Partie III
L’État impérial législateur
et ordonnateur de l’Europe
Le cheminement proposé invite d’abord à mettre à l’épreuve européenne la prescription bien connue de Chaptal, ministre de l’Intérieur du Consulat : « la chaîne d’exécution descend sans interruption du ministre à l’administration et transmet la loi et les ordres du gouvernement jusqu’aux dernières ramifications de l’ordre social avec la rapidité du fluide électrique » ; trois exemples d’impulsion étatique à vocation européenne sont ainsi examinés : la monnaie, la politique agricole et le système juridique. Sur le premier largement méconnu, Matthieu de Oliveira nous montre comment, en quelques années, d’une part le Franc germinal se diffuse matériellement et symboliquement aux peuples européens et constitue de la sorte une union monétaire de fait, d’autre part comment l’outil monétaire participe aussi de l’exploitation des richesses européennes par l’Empire. Peut-être moins spectaculaire, mais significative de la synthèse et du projet organisateurs du régime impérial, une politique agricole s’ébauche (L. Brassart) ; elle puise dans différentes expériences antérieures et en ce domaine déjà la « chaptalisation des institutions de l’industrie, du commerce »1… et de l’agriculture, pouvons-nous ainsi ajouter, nuance la formule volontariste du ministre de l’Intérieur : il faut compter sur la diffusion des sociétés d’agriculture pour que cette politique prenne une dimension européenne relative. Esprit de système ou transaction plus difficile ? Michaël Broers donne en tout cas à voir l’imposition énergique du dispositif juridique français dans l’ensemble des départements réunis ; d’ailleurs, même si les autorités impériales doivent faire appel à la magistrature locale, elles veillent à s’assurer le contrôle de l’organisation judiciaire en y réservant les postes clefs, de procureur par exemple, à des Français.
Justement sur ce terrain judiciaire et policier, souvent considéré comme un point fort de la réussite impériale, l’étude de la mise en œuvre et des pratiques, permet à la fois d’inscrire l’œuvre impériale dans une certaine durée européenne et de relativiser l’ampleur des changements introduits. Le cas des jurys criminels, examiné par Xavier Rousseaux et Emmanuel Berger, éclaire et nuance la vision de surimposition d’un système : si la volonté de contrôler les décisions de justice et de réduire l’indépendance du pouvoir judiciaire est bien réelle et explique l’abandon des jurys populaires hors des assises, les jugements et les pratiques des tribunaux demeurent fort variables. De fait, les autorités impériales doivent souvent composer ; à l’exemple de la police napoléonienne dans les départements néerlandais dont la mise en place fait penser à la procession dansante d’Echternach, trois pas en avant, deux pas en arrière (M. Van der Burg). De même, à Bruxelles, la police, mêlant l’ancien et le nouveau, largement bricolée, repose avant tout sur des fonctionnaires recrutés parmi des autochtones et à qui le pouvoir central offre peu d’espoir de fortune et de gloire (C. Denys).

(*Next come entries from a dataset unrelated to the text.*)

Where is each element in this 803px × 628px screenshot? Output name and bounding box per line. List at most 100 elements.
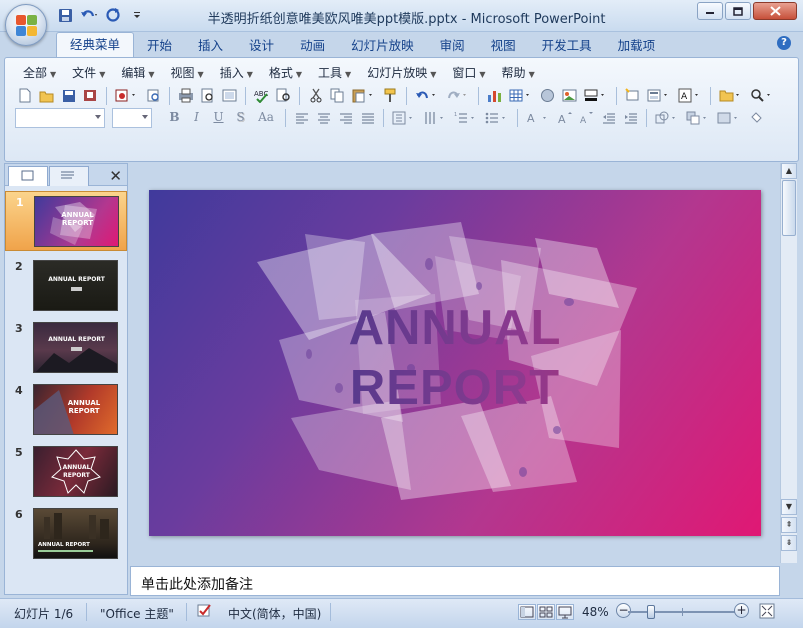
menu-view[interactable]: 视图 ▼ <box>163 64 212 82</box>
paste-icon[interactable] <box>350 86 378 105</box>
fit-to-window-icon[interactable] <box>758 602 776 623</box>
new-slide-icon[interactable] <box>623 86 642 105</box>
tab-design[interactable]: 设计 <box>236 34 287 58</box>
theme-name[interactable]: "Office 主题" <box>100 605 174 622</box>
grow-font-icon[interactable]: A <box>555 108 574 127</box>
numbering-icon[interactable]: 1 <box>452 108 480 127</box>
close-button[interactable] <box>753 2 797 20</box>
font-family-combo[interactable] <box>15 108 105 128</box>
slide-title-line-1[interactable]: ANNUAL <box>149 300 761 356</box>
language-indicator[interactable]: 中文(简体，中国) <box>228 605 321 622</box>
save-file-icon[interactable] <box>59 86 78 105</box>
menu-format[interactable]: 格式 ▼ <box>261 64 310 82</box>
slideshow-view-icon[interactable] <box>556 604 574 620</box>
tab-view[interactable]: 视图 <box>478 34 529 58</box>
zoom-level[interactable]: 48% <box>582 605 609 619</box>
slide-thumb-1[interactable]: 1 ANNUAL REPORT <box>5 191 127 251</box>
cut-icon[interactable] <box>306 86 325 105</box>
tab-review[interactable]: 审阅 <box>427 34 478 58</box>
menu-all[interactable]: 全部 ▼ <box>15 64 64 82</box>
quick-styles-icon[interactable] <box>715 108 743 127</box>
italic-button[interactable]: I <box>187 108 206 127</box>
open-icon[interactable] <box>37 86 56 105</box>
scroll-thumb[interactable] <box>782 180 796 236</box>
outline-tab[interactable] <box>49 166 89 186</box>
align-text-icon[interactable] <box>421 108 449 127</box>
slide-thumb-4[interactable]: 4 ANNUAL REPORT <box>5 380 127 440</box>
tab-classic-menu[interactable]: 经典菜单 <box>56 32 135 58</box>
table-icon[interactable] <box>507 86 535 105</box>
shape-fill-icon[interactable] <box>746 108 765 127</box>
textbox-icon[interactable]: A <box>676 86 704 105</box>
text-direction-icon[interactable] <box>390 108 418 127</box>
tab-slideshow[interactable]: 幻灯片放映 <box>338 34 427 58</box>
pdf-icon[interactable] <box>113 86 141 105</box>
tab-addins[interactable]: 加载项 <box>605 34 669 58</box>
menu-edit[interactable]: 编辑 ▼ <box>113 64 162 82</box>
folder-icon[interactable] <box>717 86 745 105</box>
scroll-up-icon[interactable]: ▲ <box>781 163 797 179</box>
zoom-in-icon[interactable]: + <box>734 603 749 618</box>
layout-icon[interactable] <box>645 86 673 105</box>
clipart-icon[interactable] <box>538 86 557 105</box>
arrange-icon[interactable] <box>684 108 712 127</box>
undo-toolbar-icon[interactable] <box>413 86 441 105</box>
slide-thumb-3[interactable]: 3 ANNUAL REPORT <box>5 318 127 378</box>
previous-slide-icon[interactable]: ⇞ <box>781 517 797 533</box>
menu-insert[interactable]: 插入 ▼ <box>212 64 261 82</box>
increase-indent-icon[interactable] <box>621 108 640 127</box>
zoom-slider[interactable] <box>628 605 738 619</box>
scroll-down-icon[interactable]: ▼ <box>781 499 797 515</box>
font-color-icon[interactable]: A <box>524 108 552 127</box>
font-size-combo[interactable] <box>112 108 152 128</box>
menu-window[interactable]: 窗口 ▼ <box>444 64 493 82</box>
underline-button[interactable]: U <box>209 108 228 127</box>
slides-tab[interactable] <box>8 166 48 186</box>
decrease-indent-icon[interactable] <box>599 108 618 127</box>
print-preview-icon[interactable] <box>198 86 217 105</box>
find-icon[interactable] <box>748 86 776 105</box>
next-slide-icon[interactable]: ⇟ <box>781 535 797 551</box>
vertical-scrollbar[interactable]: ▲ ▼ ⇞ ⇟ <box>780 163 797 563</box>
slide-title-line-2[interactable]: REPORT <box>149 360 761 416</box>
slide-thumb-5[interactable]: 5 ANNUAL REPORT <box>5 442 127 502</box>
attach-icon[interactable] <box>144 86 163 105</box>
slide-sorter-icon[interactable] <box>537 604 555 620</box>
align-left-icon[interactable] <box>292 108 311 127</box>
new-icon[interactable] <box>15 86 34 105</box>
notes-pane[interactable]: 单击此处添加备注 <box>130 566 780 596</box>
menu-help[interactable]: 帮助 ▼ <box>494 64 543 82</box>
tab-developer[interactable]: 开发工具 <box>529 34 605 58</box>
current-slide[interactable]: ANNUAL REPORT <box>149 190 761 536</box>
slide-thumb-6[interactable]: 6 ANNUAL REPORT <box>5 504 127 564</box>
menu-tools[interactable]: 工具 ▼ <box>310 64 359 82</box>
help-icon[interactable]: ? <box>777 36 791 50</box>
align-right-icon[interactable] <box>336 108 355 127</box>
normal-view-icon[interactable] <box>518 604 536 620</box>
menu-slideshow[interactable]: 幻灯片放映 ▼ <box>359 64 444 82</box>
slide-thumb-2[interactable]: 2 ANNUAL REPORT <box>5 256 127 316</box>
redo-toolbar-icon[interactable] <box>444 86 472 105</box>
chart-icon[interactable] <box>485 86 504 105</box>
research-icon[interactable] <box>274 86 293 105</box>
bullets-icon[interactable] <box>483 108 511 127</box>
permission-icon[interactable] <box>81 86 100 105</box>
print-icon[interactable] <box>176 86 195 105</box>
shadow-button[interactable]: S <box>231 108 250 127</box>
copy-icon[interactable] <box>328 86 347 105</box>
picture-icon[interactable] <box>560 86 579 105</box>
tab-insert[interactable]: 插入 <box>185 34 236 58</box>
maximize-button[interactable] <box>725 2 751 20</box>
tab-home[interactable]: 开始 <box>134 34 185 58</box>
justify-icon[interactable] <box>358 108 377 127</box>
tab-animations[interactable]: 动画 <box>287 34 338 58</box>
change-case-button[interactable]: Aa <box>253 108 279 127</box>
zoom-slider-knob[interactable] <box>646 605 655 619</box>
line-color-icon[interactable] <box>582 86 610 105</box>
bold-button[interactable]: B <box>165 108 184 127</box>
shapes-icon[interactable] <box>653 108 681 127</box>
close-pane-icon[interactable]: ✕ <box>109 167 122 185</box>
align-center-icon[interactable] <box>314 108 333 127</box>
shrink-font-icon[interactable]: A <box>577 108 596 127</box>
minimize-button[interactable] <box>697 2 723 20</box>
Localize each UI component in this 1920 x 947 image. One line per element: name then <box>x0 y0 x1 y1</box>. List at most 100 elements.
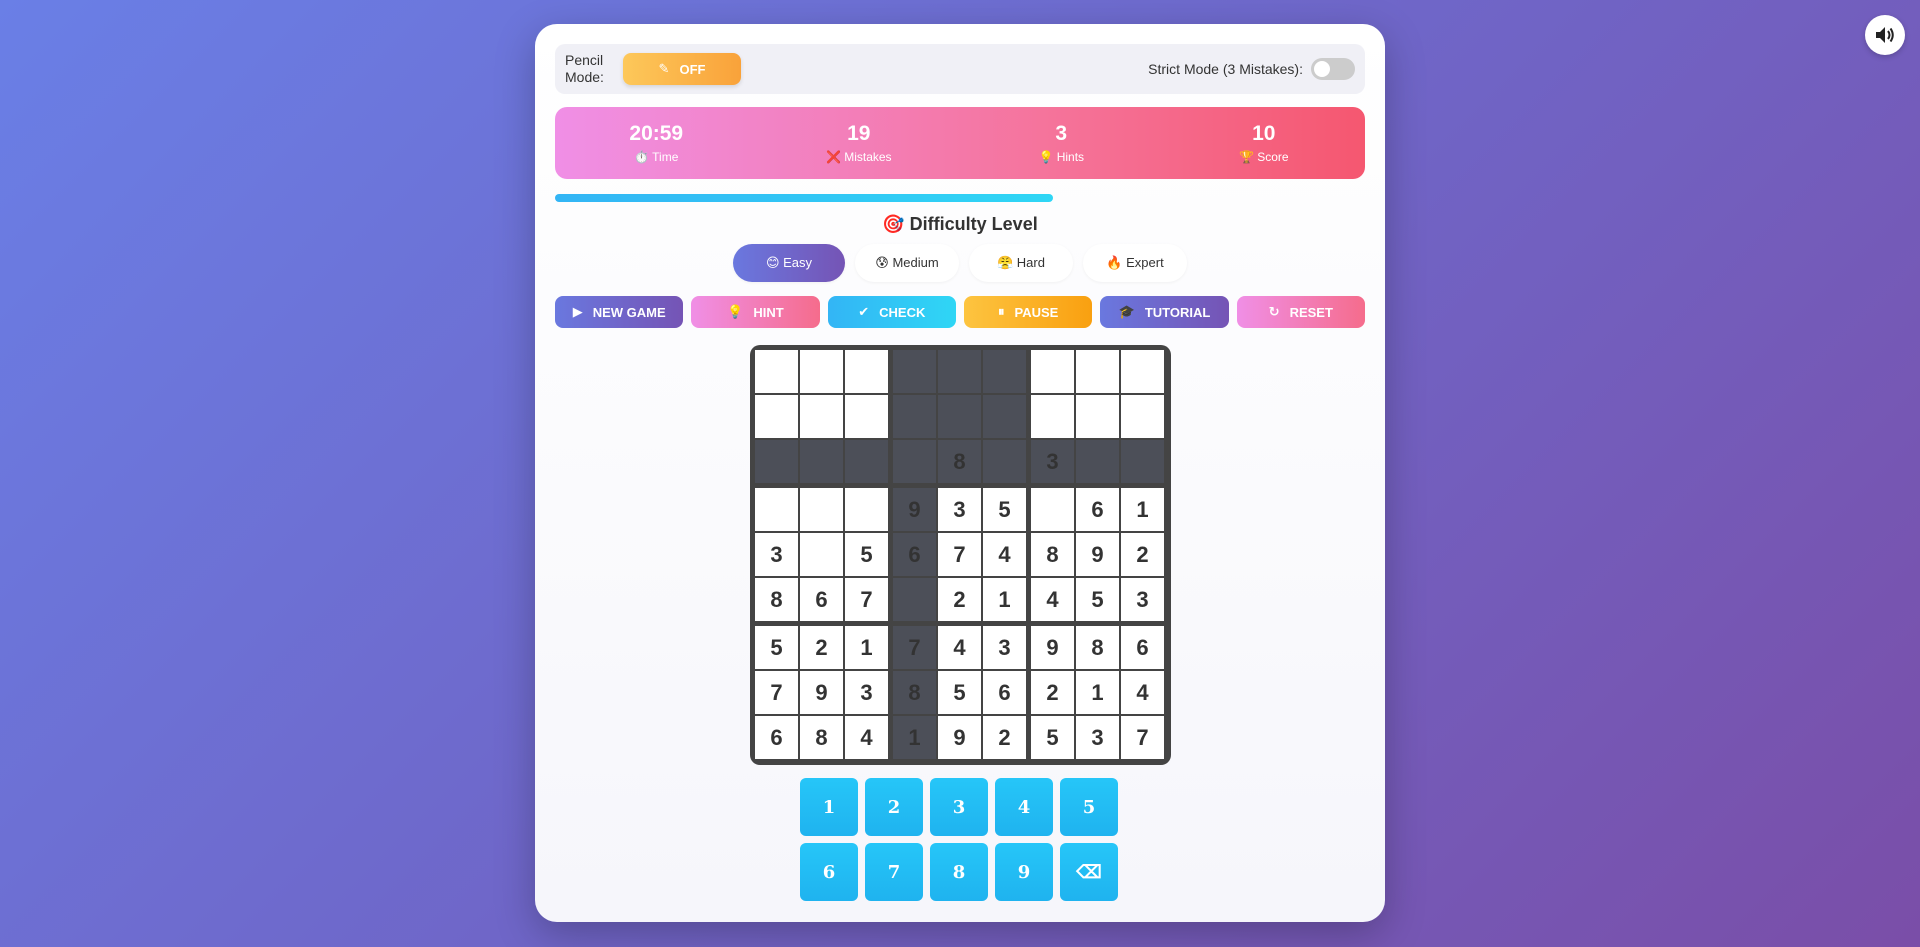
sudoku-cell[interactable]: 8 <box>1076 626 1119 669</box>
sudoku-cell[interactable] <box>1121 395 1164 438</box>
number-button-6[interactable]: 6 <box>800 843 858 901</box>
sudoku-cell[interactable] <box>800 440 843 483</box>
number-button-9[interactable]: 9 <box>995 843 1053 901</box>
sudoku-cell[interactable]: 5 <box>938 671 981 714</box>
sudoku-cell[interactable]: 9 <box>800 671 843 714</box>
sudoku-cell[interactable]: 3 <box>845 671 888 714</box>
sudoku-cell[interactable] <box>1076 395 1119 438</box>
sudoku-cell[interactable]: 8 <box>755 578 798 621</box>
sudoku-cell[interactable]: 3 <box>938 488 981 531</box>
sudoku-cell[interactable]: 2 <box>1031 671 1074 714</box>
sudoku-cell[interactable] <box>893 395 936 438</box>
sudoku-cell[interactable]: 2 <box>983 716 1026 759</box>
sudoku-cell[interactable]: 8 <box>800 716 843 759</box>
sudoku-cell[interactable] <box>983 440 1026 483</box>
erase-button[interactable]: ⌫ <box>1060 843 1118 901</box>
sudoku-cell[interactable]: 2 <box>800 626 843 669</box>
sudoku-cell[interactable]: 4 <box>938 626 981 669</box>
sudoku-cell[interactable]: 6 <box>755 716 798 759</box>
sudoku-cell[interactable]: 8 <box>893 671 936 714</box>
sudoku-cell[interactable]: 4 <box>1031 578 1074 621</box>
sudoku-cell[interactable] <box>1076 350 1119 393</box>
sudoku-cell[interactable] <box>1121 350 1164 393</box>
number-button-4[interactable]: 4 <box>995 778 1053 836</box>
tutorial-button[interactable]: 🎓 TUTORIAL <box>1100 296 1229 328</box>
sudoku-cell[interactable] <box>755 440 798 483</box>
number-button-2[interactable]: 2 <box>865 778 923 836</box>
sudoku-cell[interactable] <box>800 395 843 438</box>
sudoku-cell[interactable] <box>800 488 843 531</box>
sudoku-cell[interactable]: 1 <box>845 626 888 669</box>
sudoku-cell[interactable] <box>893 578 936 621</box>
difficulty-expert-button[interactable]: 🔥 Expert <box>1083 244 1187 282</box>
pause-button[interactable]: ⏸ PAUSE <box>963 296 1093 328</box>
sudoku-cell[interactable]: 9 <box>1076 533 1119 576</box>
sudoku-cell[interactable]: 2 <box>1121 533 1164 576</box>
sudoku-cell[interactable] <box>845 395 888 438</box>
sudoku-cell[interactable] <box>983 395 1026 438</box>
sudoku-cell[interactable]: 3 <box>1031 440 1074 483</box>
sudoku-cell[interactable] <box>938 350 981 393</box>
sudoku-cell[interactable] <box>938 395 981 438</box>
sudoku-cell[interactable] <box>1076 440 1119 483</box>
sudoku-cell[interactable]: 1 <box>1121 488 1164 531</box>
new-game-button[interactable]: ▶ NEW GAME <box>555 296 684 328</box>
sudoku-cell[interactable]: 9 <box>1031 626 1074 669</box>
sudoku-cell[interactable]: 6 <box>983 671 1026 714</box>
sudoku-cell[interactable]: 2 <box>938 578 981 621</box>
sudoku-cell[interactable]: 6 <box>893 533 936 576</box>
sudoku-cell[interactable] <box>1031 350 1074 393</box>
sudoku-cell[interactable]: 7 <box>845 578 888 621</box>
number-button-5[interactable]: 5 <box>1060 778 1118 836</box>
number-button-7[interactable]: 7 <box>865 843 923 901</box>
sudoku-cell[interactable] <box>1031 488 1074 531</box>
sudoku-cell[interactable]: 9 <box>938 716 981 759</box>
sudoku-cell[interactable]: 3 <box>1076 716 1119 759</box>
sudoku-cell[interactable] <box>845 440 888 483</box>
difficulty-hard-button[interactable]: 😤 Hard <box>969 244 1073 282</box>
sudoku-cell[interactable] <box>983 350 1026 393</box>
sudoku-cell[interactable] <box>1121 440 1164 483</box>
sudoku-cell[interactable]: 7 <box>893 626 936 669</box>
sudoku-cell[interactable]: 6 <box>1121 626 1164 669</box>
sound-toggle-button[interactable] <box>1865 15 1905 55</box>
sudoku-cell[interactable]: 1 <box>893 716 936 759</box>
sudoku-cell[interactable]: 7 <box>755 671 798 714</box>
sudoku-cell[interactable]: 9 <box>893 488 936 531</box>
sudoku-cell[interactable]: 3 <box>1121 578 1164 621</box>
sudoku-cell[interactable]: 1 <box>1076 671 1119 714</box>
sudoku-cell[interactable]: 4 <box>1121 671 1164 714</box>
sudoku-cell[interactable]: 3 <box>983 626 1026 669</box>
number-button-1[interactable]: 1 <box>800 778 858 836</box>
sudoku-cell[interactable] <box>845 350 888 393</box>
sudoku-cell[interactable]: 5 <box>1031 716 1074 759</box>
sudoku-cell[interactable]: 4 <box>983 533 1026 576</box>
difficulty-easy-button[interactable]: 😊 Easy <box>733 244 845 282</box>
reset-button[interactable]: ↻ RESET <box>1236 296 1365 328</box>
sudoku-cell[interactable]: 5 <box>983 488 1026 531</box>
sudoku-cell[interactable] <box>845 488 888 531</box>
sudoku-cell[interactable] <box>755 395 798 438</box>
sudoku-cell[interactable]: 8 <box>1031 533 1074 576</box>
sudoku-cell[interactable] <box>755 350 798 393</box>
check-button[interactable]: ✔ CHECK <box>827 296 956 328</box>
sudoku-cell[interactable]: 8 <box>938 440 981 483</box>
sudoku-cell[interactable] <box>893 440 936 483</box>
sudoku-cell[interactable]: 5 <box>845 533 888 576</box>
sudoku-cell[interactable]: 6 <box>800 578 843 621</box>
sudoku-cell[interactable]: 5 <box>1076 578 1119 621</box>
sudoku-cell[interactable] <box>1031 395 1074 438</box>
sudoku-cell[interactable] <box>755 488 798 531</box>
sudoku-cell[interactable]: 7 <box>1121 716 1164 759</box>
sudoku-cell[interactable]: 3 <box>755 533 798 576</box>
sudoku-cell[interactable]: 4 <box>845 716 888 759</box>
difficulty-medium-button[interactable]: 😰 Medium <box>855 244 959 282</box>
sudoku-cell[interactable] <box>893 350 936 393</box>
strict-mode-toggle[interactable] <box>1311 58 1355 80</box>
sudoku-cell[interactable] <box>800 350 843 393</box>
number-button-8[interactable]: 8 <box>930 843 988 901</box>
number-button-3[interactable]: 3 <box>930 778 988 836</box>
sudoku-cell[interactable]: 7 <box>938 533 981 576</box>
hint-button[interactable]: 💡 HINT <box>691 296 820 328</box>
sudoku-cell[interactable]: 1 <box>983 578 1026 621</box>
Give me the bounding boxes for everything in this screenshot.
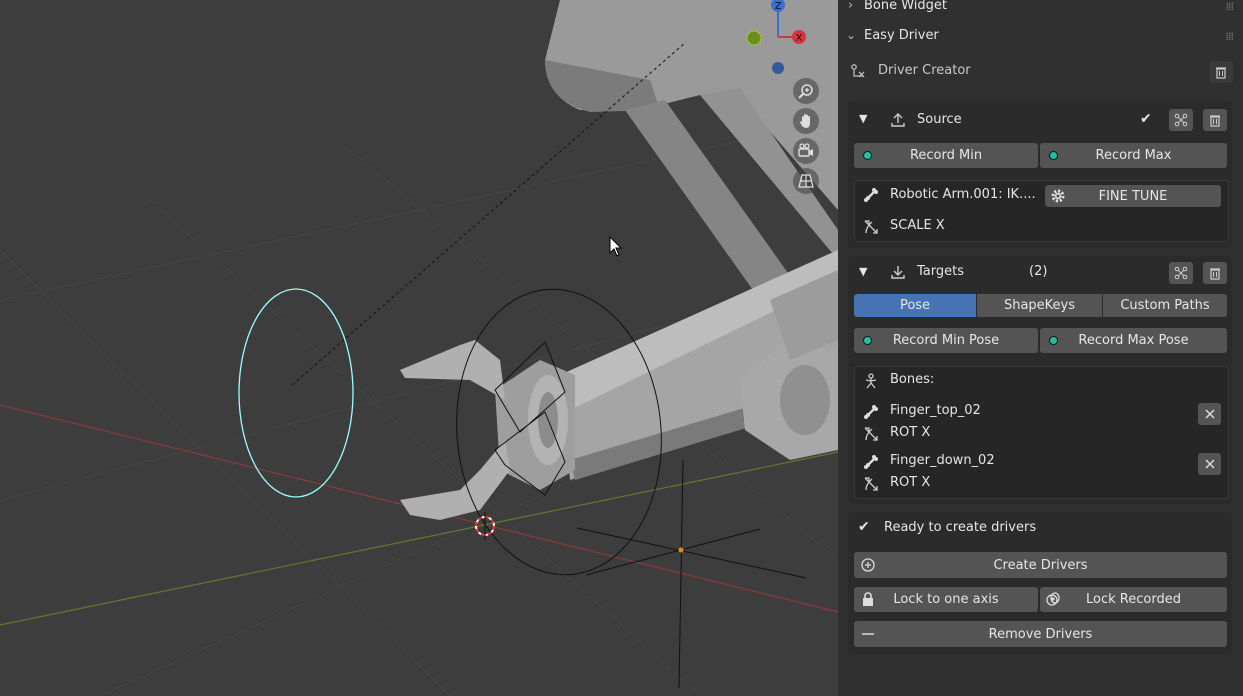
bone-icon — [863, 187, 879, 203]
record-max-pose-label: Record Max Pose — [1078, 333, 1189, 348]
tab-custom-paths[interactable]: Custom Paths — [1103, 294, 1227, 317]
export-icon — [890, 112, 906, 128]
remove-drivers-label: Remove Drivers — [988, 626, 1093, 642]
record-dot-icon — [863, 150, 872, 160]
target-bone-name: Finger_down_02 — [890, 453, 995, 468]
lock-recorded-button[interactable]: Lock Recorded — [1040, 587, 1227, 612]
bone-group-icon[interactable] — [1169, 262, 1193, 284]
lock-to-one-axis-button[interactable]: Lock to one axis — [854, 587, 1038, 612]
gear-icon — [1050, 188, 1066, 204]
import-icon — [890, 264, 906, 280]
target-bone-name: Finger_top_02 — [890, 403, 981, 418]
tab-custom-paths-label: Custom Paths — [1120, 298, 1210, 313]
target-bone-transform: ROT X — [890, 475, 931, 490]
record-min-pose-label: Record Min Pose — [892, 333, 1000, 348]
zoom-icon[interactable] — [793, 78, 819, 104]
drag-grip-icon[interactable]: ⁞⁞⁞ — [1226, 30, 1234, 43]
mouse-cursor-icon — [609, 235, 623, 257]
driver-icon — [850, 63, 866, 79]
transform-channel-icon — [863, 476, 879, 492]
status-text: Ready to create drivers — [884, 520, 1037, 535]
target-bone-transform: ROT X — [890, 425, 931, 440]
record-dot-icon — [1049, 150, 1058, 160]
trash-icon[interactable] — [1203, 109, 1227, 131]
checkmark-icon: ✔ — [858, 519, 870, 535]
trash-icon[interactable] — [1209, 61, 1233, 83]
record-min-label: Record Min — [909, 148, 983, 163]
close-icon[interactable] — [1198, 403, 1221, 425]
record-max-label: Record Max — [1095, 148, 1172, 163]
bone-icon — [863, 454, 879, 470]
easy-driver-label: Easy Driver — [864, 28, 939, 43]
3d-viewport[interactable]: Z X — [0, 0, 838, 696]
bone-group-icon[interactable] — [1169, 109, 1193, 131]
record-max-button[interactable]: Record Max — [1040, 143, 1227, 168]
record-min-button[interactable]: Record Min — [854, 143, 1038, 168]
pan-hand-icon[interactable] — [793, 108, 819, 134]
properties-panel: › Bone Widget ⁞⁞⁞ ⌄ Easy Driver ⁞⁞⁞ Driv… — [838, 0, 1243, 696]
record-max-pose-button[interactable]: Record Max Pose — [1040, 328, 1227, 353]
tab-pose-label: Pose — [899, 298, 931, 313]
targets-label: Targets — [917, 264, 964, 279]
lock-axis-label: Lock to one axis — [893, 592, 999, 607]
minus-icon — [860, 626, 876, 642]
bone-icon — [863, 404, 879, 420]
checkmark-icon[interactable]: ✔ — [1140, 111, 1152, 127]
record-min-pose-button[interactable]: Record Min Pose — [854, 328, 1038, 353]
create-drivers-button[interactable]: Create Drivers — [854, 552, 1227, 578]
lock-recorded-label: Lock Recorded — [1086, 592, 1181, 607]
fine-tune-button[interactable]: FINE TUNE — [1045, 185, 1221, 207]
selected-bone-widget — [238, 288, 354, 498]
tab-shapekeys-label: ShapeKeys — [1003, 298, 1076, 313]
bones-label: Bones: — [890, 372, 935, 387]
create-drivers-label: Create Drivers — [993, 557, 1088, 573]
add-circle-icon — [860, 557, 876, 573]
tab-shapekeys[interactable]: ShapeKeys — [977, 294, 1102, 317]
bone-widget-header[interactable]: › Bone Widget ⁞⁞⁞ — [838, 0, 1243, 20]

D’ailleurs, cette étude de Catherine Denys pourrait aussi bien venir en appui d’un autre thème : en tout domaine et en tout lieu, comptent beaucoup, dans la mise en œuvre, les personnalités susceptibles de relayer la politique préconisée. À cet égard aussi les configurations varient. Ainsi, Silvia Bobbi propose un cas significatif d’administrateur zélé de l’Empire ordonnateur et organisateur : dans le Milanais, le directeur de « l’Équipement » régional, Antonio Cossoni, s’affirme comme le véritable orchestrateur et metteur en ordre des infrastructures promues par l’État.
1. Formule évocatrice proposée par Gérard Gayot pour résumer la négociation pratiquée, plus souvent que prétendu, par le pouvoir impérial avec les groupes socio-professionnels et les notables : « Quand les chefs de manufacture et les gens du travail retrouvèrent leur place naturelle dans la société après Brumaire », in J.-P. Jessenne (dir.) Du Directoire au Consulat, Brumaire dans l’histoire…, Lille III/CRHEN-O et Rouen, 2001, p. 227.